What they do is play quality blues in a style that appeals to a huge range of people. Opener Got Me Under Pressure segued into the first of four tracks from the mighty Eliminator, the evergreen Gimme All Your Lovin’ and the band were already displaying their genuine enjoyment with the lanky frame of Billy Gibbons occupying front and centre alongside Dusty Hill, who spent a number of tracks on his keyboard with bass. Of course, Dusty is recovering from his damaged shoulder and the keyboard allowed him to keep the weight of his bass off his shoulder for part of the evening.

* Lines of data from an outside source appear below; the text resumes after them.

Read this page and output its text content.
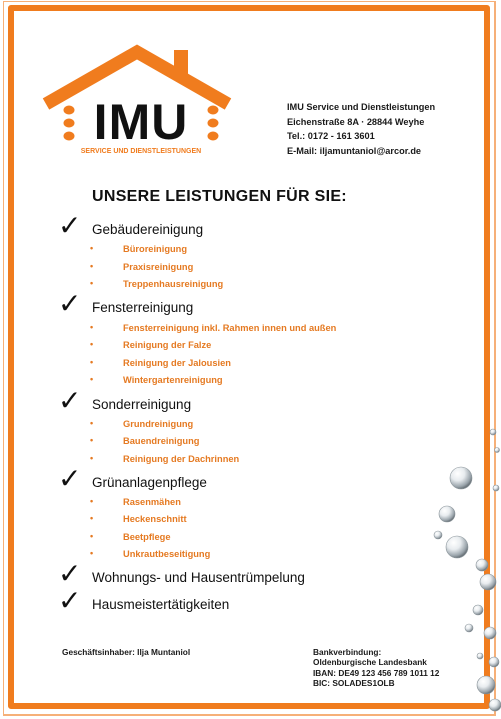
IMU
SERVICE UND DIENSTLEISTUNGEN
IMU Service und Dienstleistungen
Eichenstraße 8A · 28844 Weyhe
Tel.: 0172 - 161 3601
E-Mail: iljamuntaniol@arcor.de
UNSERE LEISTUNGEN FÜR SIE:
✓ Gebäudereinigung
•	Büroreinigung
•	Praxisreinigung
•	Treppenhausreinigung
✓ Fensterreinigung
•	Fensterreinigung inkl. Rahmen innen und außen
•	Reinigung der Falze
•	Reinigung der Jalousien
•	Wintergartenreinigung
✓ Sonderreinigung
•	Grundreinigung
•	Bauendreinigung
•	Reinigung der Dachrinnen
✓ Grünanlagenpflege
•	Rasenmähen
•	Heckenschnitt
•	Beetpflege
•	Unkrautbeseitigung
✓ Wohnungs- und Hausentrümpelung
✓ Hausmeistertätigkeiten
Geschäftsinhaber: Ilja Muntaniol	Bankverbindung:
Oldenburgische Landesbank
IBAN: DE49 123 456 789 1011 12
BIC: SOLADES1OLB
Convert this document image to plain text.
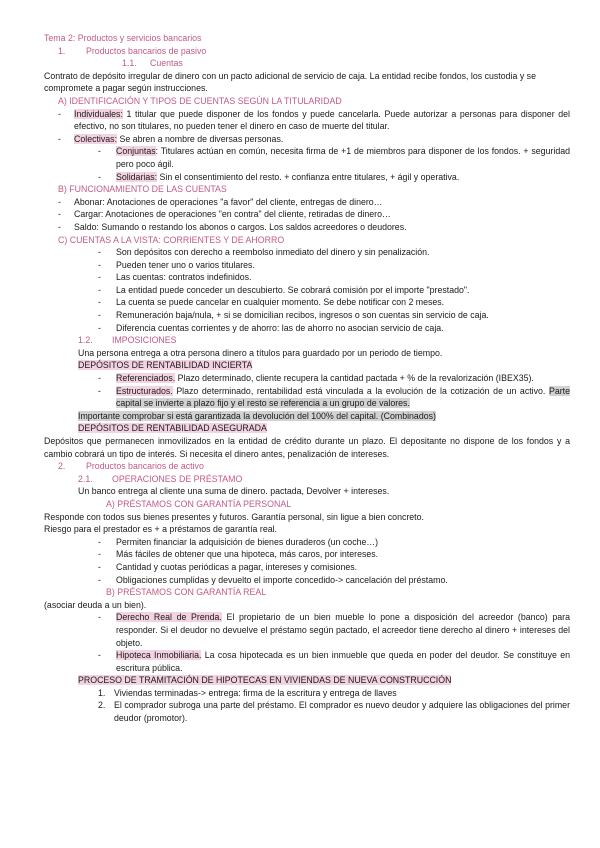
Tema 2: Productos y servicios bancarios
1. Productos bancarios de pasivo
1.1. Cuentas
Contrato de depósito irregular de dinero con un pacto adicional de servicio de caja. La entidad recibe fondos, los custodia y se compromete a pagar según instrucciones.
A) IDENTIFICACIÓN Y TIPOS DE CUENTAS SEGÚN LA TITULARIDAD
-	Individuales: 1 titular que puede disponer de los fondos y puede cancelarla. Puede autorizar a personas para disponer del efectivo, no son titulares, no pueden tener el dinero en caso de muerte del titular.
-	Colectivas: Se abren a nombre de diversas personas.
-	Conjuntas: Titulares actúan en común, necesita firma de +1 de miembros para disponer de los fondos. + seguridad pero poco ágil.
-	Solidarias: Sin el consentimiento del resto. + confianza entre titulares, + ágil y operativa.
B) FUNCIONAMIENTO DE LAS CUENTAS
-	Abonar: Anotaciones de operaciones "a favor" del cliente, entregas de dinero…
-	Cargar: Anotaciones de operaciones "en contra" del cliente, retiradas de dinero…
-	Saldo: Sumando o restando los abonos o cargos. Los saldos acreedores o deudores.
C) CUENTAS A LA VISTA: CORRIENTES Y DE AHORRO
-	Son depósitos con derecho a reembolso inmediato del dinero y sin penalización.
-	Pueden tener uno o varios titulares.
-	Las cuentas: contratos indefinidos.
-	La entidad puede conceder un descubierto. Se cobrará comisión por el importe "prestado".
-	La cuenta se puede cancelar en cualquier momento. Se debe notificar con 2 meses.
-	Remuneración baja/nula, + si se domicilian recibos, ingresos o son cuentas sin servicio de caja.
-	Diferencia cuentas corrientes y de ahorro: las de ahorro no asocian servicio de caja.
1.2. IMPOSICIONES
Una persona entrega a otra persona dinero a títulos para guardado por un periodo de tiempo.
DEPÓSITOS DE RENTABILIDAD INCIERTA
-	Referenciados. Plazo determinado, cliente recupera la cantidad pactada + % de la revalorización (IBEX35).
-	Estructurados. Plazo determinado, rentabilidad está vinculada a la evolución de la cotización de un activo. Parte capital se invierte a plazo fijo y el resto se referencia a un grupo de valores.
Importante comprobar si está garantizada la devolución del 100% del capital. (Combinados)
DEPÓSITOS DE RENTABILIDAD ASEGURADA
Depósitos que permanecen inmovilizados en la entidad de crédito durante un plazo. El depositante no dispone de los fondos y a cambio cobrará un tipo de interés. Si necesita el dinero antes, penalización de intereses.
2. Productos bancarios de activo
2.1. OPERACIONES DE PRÉSTAMO
Un banco entrega al cliente una suma de dinero. pactada, Devolver + intereses.
A) PRÉSTAMOS CON GARANTÍA PERSONAL
Responde con todos sus bienes presentes y futuros. Garantía personal, sin ligue a bien concreto.
Riesgo para el prestador es + a préstamos de garantía real.
-	Permiten financiar la adquisición de bienes duraderos (un coche…)
-	Más fáciles de obtener que una hipoteca, más caros, por intereses.
-	Cantidad y cuotas periódicas a pagar, intereses y comisiones.
-	Obligaciones cumplidas y devuelto el importe concedido-> cancelación del préstamo.
B) PRÉSTAMOS CON GARANTÍA REAL
(asociar deuda a un bien).
-	Derecho Real de Prenda. El propietario de un bien mueble lo pone a disposición del acreedor (banco) para responder. Si el deudor no devuelve el préstamo según pactado, el acreedor tiene derecho al dinero + intereses del objeto.
-	Hipoteca Inmobiliaria. La cosa hipotecada es un bien inmueble que queda en poder del deudor. Se constituye en escritura pública.
PROCESO DE TRAMITACIÓN DE HIPOTECAS EN VIVIENDAS DE NUEVA CONSTRUCCIÓN
1. Viviendas terminadas-> entrega: firma de la escritura y entrega de llaves
2. El comprador subroga una parte del préstamo. El comprador es nuevo deudor y adquiere las obligaciones del primer deudor (promotor).
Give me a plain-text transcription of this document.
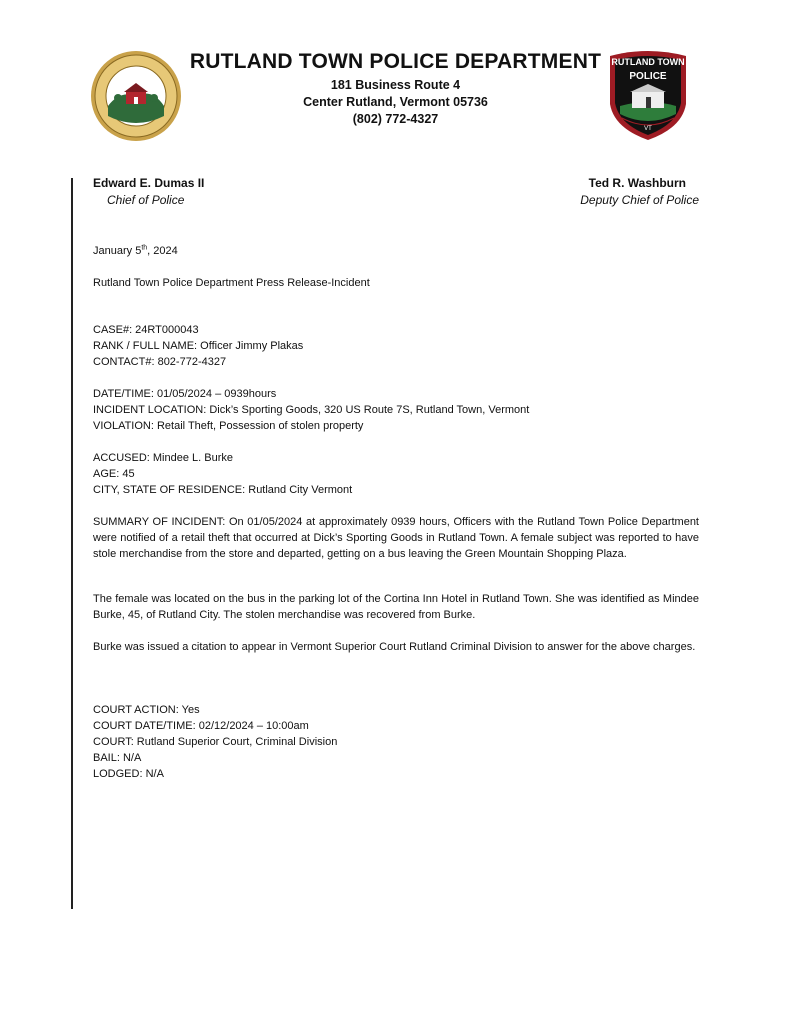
RUTLAND TOWN POLICE DEPARTMENT
181 Business Route 4
Center Rutland, Vermont 05736
(802) 772-4327
RUTLAND TOWN
POLICE
VT
Edward E. Dumas II
Chief of Police
Ted R. Washburn
Deputy Chief of Police
January 5th, 2024
Rutland Town Police Department Press Release-Incident
CASE#: 24RT000043
RANK / FULL NAME: Officer Jimmy Plakas
CONTACT#: 802-772-4327
DATE/TIME: 01/05/2024 – 0939hours
INCIDENT LOCATION: Dick’s Sporting Goods, 320 US Route 7S, Rutland Town, Vermont
VIOLATION: Retail Theft, Possession of stolen property
ACCUSED: Mindee L. Burke
AGE: 45
CITY, STATE OF RESIDENCE: Rutland City Vermont
SUMMARY OF INCIDENT: On 01/05/2024 at approximately 0939 hours, Officers with the Rutland Town Police Department were notified of a retail theft that occurred at Dick’s Sporting Goods in Rutland Town. A female subject was reported to have stole merchandise from the store and departed, getting on a bus leaving the Green Mountain Shopping Plaza.
The female was located on the bus in the parking lot of the Cortina Inn Hotel in Rutland Town. She was identified as Mindee Burke, 45, of Rutland City. The stolen merchandise was recovered from Burke.
Burke was issued a citation to appear in Vermont Superior Court Rutland Criminal Division to answer for the above charges.
COURT ACTION: Yes
COURT DATE/TIME: 02/12/2024 – 10:00am
COURT: Rutland Superior Court, Criminal Division
BAIL: N/A
LODGED: N/A
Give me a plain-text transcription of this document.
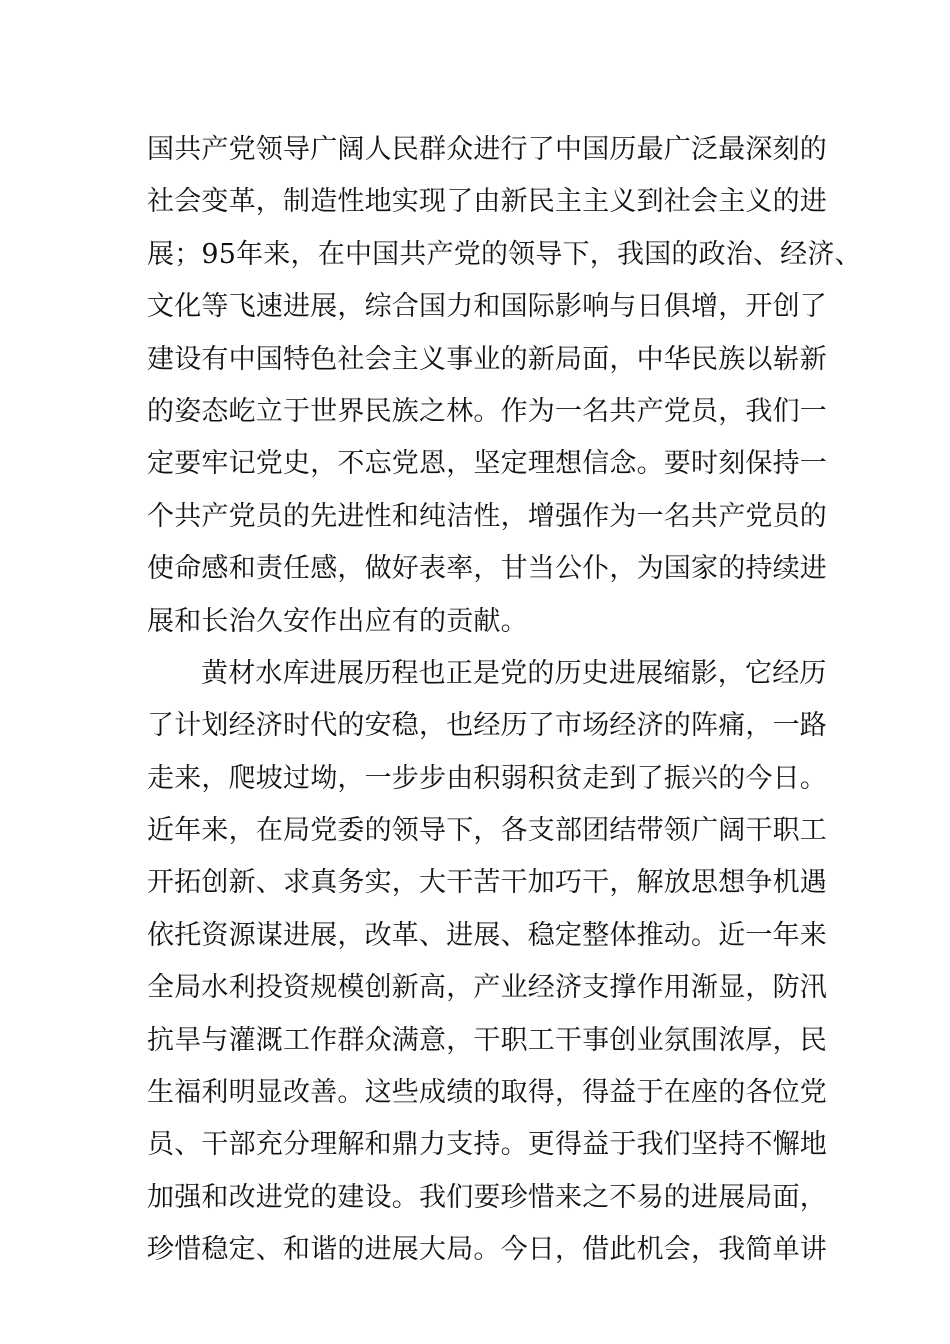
国共产党领导广阔人民群众进行了中国历最广泛最深刻的
社会变革，制造性地实现了由新民主主义到社会主义的进
展；95年来，在中国共产党的领导下，我国的政治、经济、
文化等飞速进展，综合国力和国际影响与日俱增，开创了
建设有中国特色社会主义事业的新局面，中华民族以崭新
的姿态屹立于世界民族之林。作为一名共产党员，我们一
定要牢记党史，不忘党恩，坚定理想信念。要时刻保持一
个共产党员的先进性和纯洁性，增强作为一名共产党员的
使命感和责任感，做好表率，甘当公仆，为国家的持续进
展和长治久安作出应有的贡献。
黄材水库进展历程也正是党的历史进展缩影，它经历
了计划经济时代的安稳，也经历了市场经济的阵痛，一路
走来，爬坡过坳，一步步由积弱积贫走到了振兴的今日。
近年来，在局党委的领导下，各支部团结带领广阔干职工
开拓创新、求真务实，大干苦干加巧干，解放思想争机遇
依托资源谋进展，改革、进展、稳定整体推动。近一年来
全局水利投资规模创新高，产业经济支撑作用渐显，防汛
抗旱与灌溉工作群众满意，干职工干事创业氛围浓厚，民
生福利明显改善。这些成绩的取得，得益于在座的各位党
员、干部充分理解和鼎力支持。更得益于我们坚持不懈地
加强和改进党的建设。我们要珍惜来之不易的进展局面，
珍惜稳定、和谐的进展大局。今日，借此机会，我简单讲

However, the interaction between Hill and the Rev Willie G is a joy to behold as they cruised through a set that seemed to absolutely speed by.
Mid-set saw the usual covers, Hendrix’s Foxy Lady and Robert Petway’s Catfish Blues allow the Rev open up with his fluid and effortless guitar playing whilst at the back Frank Beard held a steady beat; the man is a rock holding the band together with his solid and unassuming drumming. The run delivered a quadruple whammy; Cheap Sunglasses, Chatreuse, Sharp Dressed Man and main closer Legs before the band headed off for a deserved wipe down. Back on for the obligatory and always excellent La Grange followed by a stunning Tush but tonight it wasn’t over then a second encore of Sixteen Tons ( a Tennessee Ernie Ford cover - Ed) and Elvis’s Jailhouse Rock brought 90 minutes of sheer brilliance to an end. A third view in four years and each one brought something different despite the similarity in the set. Always cool, always worth seeing.